Doña Clara, with her head stretched forward, seemed to be anxiously listening to the noises outside. Two paces from her, the squatter's wife was dying; a bullet had passed through her skull. On seeing Red Cedar, the maiden folded her arms on her bosom, and wailed.
"Voto a Dios!" the brigand exclaimed. "She is still here. Follow me, señora, we must be off."
"No," the Spaniard answered, resolutely. "I will not go."
"Come, child, obey; do not oblige me to employ violence; time is precious."
"I will not go, I tell you," the maiden repeated.
"For the last time, will you follow me—yes or no?"

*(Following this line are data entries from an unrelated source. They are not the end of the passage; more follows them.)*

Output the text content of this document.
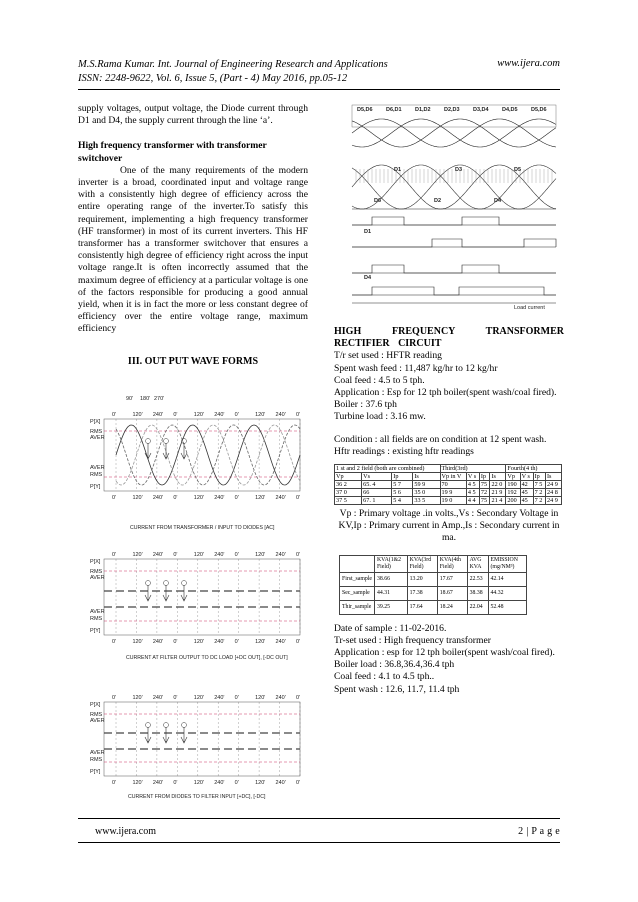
M.S.Rama Kumar. Int. Journal of Engineering Research and Applications	www.ijera.com
ISSN: 2248-9622, Vol. 6, Issue 5, (Part - 4) May 2016, pp.05-12

supply voltages, output voltage, the Diode current through D1 and D4, the supply current through the line ‘a’.

High frequency transformer with transformer switchover

One of the many requirements of the modern inverter is a broad, coordinated input and voltage range with a consistently high degree of efficiency across the entire operating range of the inverter.To satisfy this requirement, implementing a high frequency transformer (HF transformer) in most of its current inverters. This HF transformer has a transformer switchover that ensures a consistently high degree of efficiency right across the input voltage range.It is often incorrectly assumed that the maximum degree of efficiency at a particular voltage is one of the factors responsible for producing a good annual yield, when it is in fact the more or less constant degree of efficiency over the entire voltage range, maximum efficiency

III. OUT PUT WAVE FORMS

90' 180' 270'
0'
0'
120'
120'
240'
240'
0'
0'
120'
120'
240'
240'
0'
0'
120'
120'
240'
240'
0'
0'
P[X]
RMS
AVER
AVER
RMS
P[Y]
CURRENT FROM TRANSFORMER / INPUT TO DIODES [AC]
0'
0'
120'
120'
240'
240'
0'
0'
120'
120'
240'
240'
0'
0'
120'
120'
240'
240'
0'
0'
P[X]
RMS
AVER
AVER
RMS
P[Y]
CURRENT AT FILTER OUTPUT TO DC LOAD [+DC OUT], [-DC OUT]
0'
0'
120'
120'
240'
240'
0'
0'
120'
120'
240'
240'
0'
0'
120'
120'
240'
240'
0'
0'
P[X]
RMS
AVER
AVER
RMS
P[Y]
CURRENT FROM DIODES TO FILTER INPUT [+DC], [-DC]
D5,D6 D6,D1 D1,D2 D2,D3 D3,D4 D4,D5 D5,D6
D1	D3	D5
D6	D2	D4
D1
D4
Load current

HIGH FREQUENCY TRANSFORMER RECTIFIER CIRCUIT

T/r set used : HFTR reading

Spent wash feed : 11,487 kg/hr to 12 kg/hr

Coal feed : 4.5 to 5 tph.

Application : Esp for 12 tph boiler(spent wash/coal fired).

Boiler : 37.6 tph

Turbine load : 3.16 mw.

Condition : all fields are on condition at 12 spent wash.

Hftr readings : existing hftr readings

1 st and 2 field (both are combined)				Third(3rd)				Fourth(4 th)			
Vp	Vs	Ip	Is	Vp in V	V s	Ip	Is	Vp	V s	Ip	Is
36 2	65. 4	5 7	59 9	70	4 5	75	22 0	190	42	7 5	24 9
37 0	66	5 6	35 0	19 9	4 5	72	21 9	192	45	7 2	24 8
37 5	67. 1	5 4	33 5	19 0	4 4	75	21 4	200	45	7 2	24 9

Vp : Primary voltage .in volts.,Vs : Secondary Voltage in KV,Ip : Primary current in Amp.,Is : Secondary current in ma.

	KVA(1&2 Field)	KVA(3rd Field)	KVA(4th Field)	AVG KVA	EMISSION (mg/NM³)
First_sample	38.66	13.20	17.67	22.53	42.14
Sec_sample	44.31	17.38	18.67	38.38	44.32
Thir_sample	39.25	17.64	18.24	22.04	52.48

Date of sample : 11-02-2016.

Tr-set used : High frequency transformer

Application : esp for 12 tph boiler(spent wash/coal fired).

Boiler load : 36.8,36.4,36.4 tph

Coal feed : 4.1 to 4.5 tph..

Spent wash : 12.6, 11.7, 11.4 tph

www.ijera.com	2 | P a g e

Doña Clara shrugged her shoulders. The squatter saw that any discussion was useless, and he must settle the question by force; so, leaping over the corpse of his wife, he tried to seize the girl. But the latter, who had watched all his movements, bounded like a startled fawn, drew a dagger from her breast, and with flashing eye, quivering nostrils, and trembling lips, she prepared to go through a desperate struggle.
There must be an end of this, so the squatter raised his sabre, and with the flat dealt such a terrible blow on the girl's delicate arm, that she let the dagger fall, and uttered a shriek of pain. But the unhappy girl stooped at once to pick up her weapon with her left hand; Red Cedar took advantage of this movement, bounded upon her, and made her a girdle of his powerful arms. The maiden, who had hitherto resisted in silence, shrieked with all the energy of despair—
"Help, Shaw, help!"
"Ah!" Red Cedar howled; "he, then, was the traitor! Let him come, if he dare."